Taekwondo, the “Way of the Hand and the Foot”, is a Korean martial art which traces its roots through the centuries to the ancient fighting arts of the Korean peninsula. Today, Taekwondo is the world’s most widely practiced martial art, with over 20 million practitioners worldwide.
Taekwondo is practiced for the power, grace and beauty of its numerous techniques, whether it be in the practice of the individual techniques or in the practice of synchronized techniques called “poom sae” or “hyung” (forms).
Taekwondo was founded on an ancient code of model citizenship espoused by the earliest practitioners of Taekwondo: loyalty to country; filial piety, honor and integrity, courage in battle and justice in the use of force. Practitioners of taekwondo today strive for these same ideals. Through rigorous physical exertion, the practitioner strives to achieve harmony of mind and body, and indomitable strength of spirit.
Taekwondo has gained recognition as a full-fledged international sport as evidenced by its inclusion as a full medal sport in the 2000 Sydney Olympic Games. Taekwondo has also long been included in the Pan Am Games, Goodwill Games, Asian Games, Pan African Games and numerous other international and regional competitions.
Taekwondo training incorporates extensive stretching and constant aerobic exertion. The results are increased aerobic capacity, strength and awareness of one’s body.
Taekwondo is a complete system of unarmed combat for self-defense. Taekwondo is especially recognized as the martial art with the most highly developed arsenal of kicking techniques, techniques which range from the simple to the spectacular.
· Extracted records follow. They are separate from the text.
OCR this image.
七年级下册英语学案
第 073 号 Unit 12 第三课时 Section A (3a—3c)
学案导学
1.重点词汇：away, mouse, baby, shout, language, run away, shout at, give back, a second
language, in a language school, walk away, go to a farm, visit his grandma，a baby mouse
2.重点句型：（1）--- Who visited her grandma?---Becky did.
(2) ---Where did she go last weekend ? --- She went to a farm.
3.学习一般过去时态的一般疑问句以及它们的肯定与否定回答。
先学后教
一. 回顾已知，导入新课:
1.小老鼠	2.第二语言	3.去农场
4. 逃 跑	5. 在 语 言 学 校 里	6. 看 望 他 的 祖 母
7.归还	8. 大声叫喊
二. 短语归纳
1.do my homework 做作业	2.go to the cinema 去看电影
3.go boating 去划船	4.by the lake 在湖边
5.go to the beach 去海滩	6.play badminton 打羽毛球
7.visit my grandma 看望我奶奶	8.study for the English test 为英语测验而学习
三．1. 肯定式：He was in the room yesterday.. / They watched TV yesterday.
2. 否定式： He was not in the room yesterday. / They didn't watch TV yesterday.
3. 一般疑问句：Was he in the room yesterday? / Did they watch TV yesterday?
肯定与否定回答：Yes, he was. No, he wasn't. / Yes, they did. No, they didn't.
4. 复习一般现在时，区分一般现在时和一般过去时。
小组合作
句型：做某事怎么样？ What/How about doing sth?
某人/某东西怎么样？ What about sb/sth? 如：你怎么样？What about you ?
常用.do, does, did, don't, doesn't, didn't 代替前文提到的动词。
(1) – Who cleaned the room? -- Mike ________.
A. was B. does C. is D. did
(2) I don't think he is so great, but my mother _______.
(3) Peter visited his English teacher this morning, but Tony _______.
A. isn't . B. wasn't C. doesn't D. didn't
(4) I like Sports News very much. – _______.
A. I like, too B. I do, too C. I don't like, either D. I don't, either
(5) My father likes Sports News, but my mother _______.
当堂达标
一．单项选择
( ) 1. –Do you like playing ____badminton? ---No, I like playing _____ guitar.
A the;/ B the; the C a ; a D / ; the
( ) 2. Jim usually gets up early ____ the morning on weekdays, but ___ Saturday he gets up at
About four years ago I separated from my husband. Our son was nine years old at the time and I had sole custody. He had been doing some swimming training and the coach advised me that although his arms were strong, he needed to develop some inner core strength and suggested a martial art would be a good way to achieve that. I had been looking for a form of exercise that we could do together as being single; it was going to be difficult to get a baby sitter every time I wanted to exercise.
Bondi Junction Taekwondo was the first place I rang and Maria was so kind and explained that there was more to taekwondo than just exercise. It is great for your mind as well. Many of the younger students have done extremely well at school.
We went to watch a lesson and discovered there was quite a mix of people – young, old, male and female. As I was 44 and female, it was reassuring to know that I wouldn’t be the odd one out.
For the first few lessons Maria showed us what to do at the back of the class. She was very patient and inspirational. I felt very comfortable as she did not push us hard. We could go at our own pace. When we had learnt all the moves after a few lessons, we joined in with the class under Lindsay’s instruction. Lindsay is one of the most respected black belts in Australia, being a seventh dan. I thought he would be very serious and strict, but he makes the class so much fun with his jokes, so although it is hard work, it is definitely enjoyable.
My son dropped out after a couple of years, but it is quite normal for boys to do that when they go through adolescence (much to their mother’s dismay!). Most of them come back after a few years and go on to become black belts.
I have continued to go for the last four years and try very hard not to miss a class (three times a week). As a single mother, my life can be quite stressful. Maria and Lindsay and taekwondo have been so good for me. I always feel better after a class. It is a challenge mentally as well as physically. You can’t worry about anything else while you are there. The stress of the day goes completely and my body is so much stronger and suppler. I am confident my body can only benefit from taekwondo well into my old age.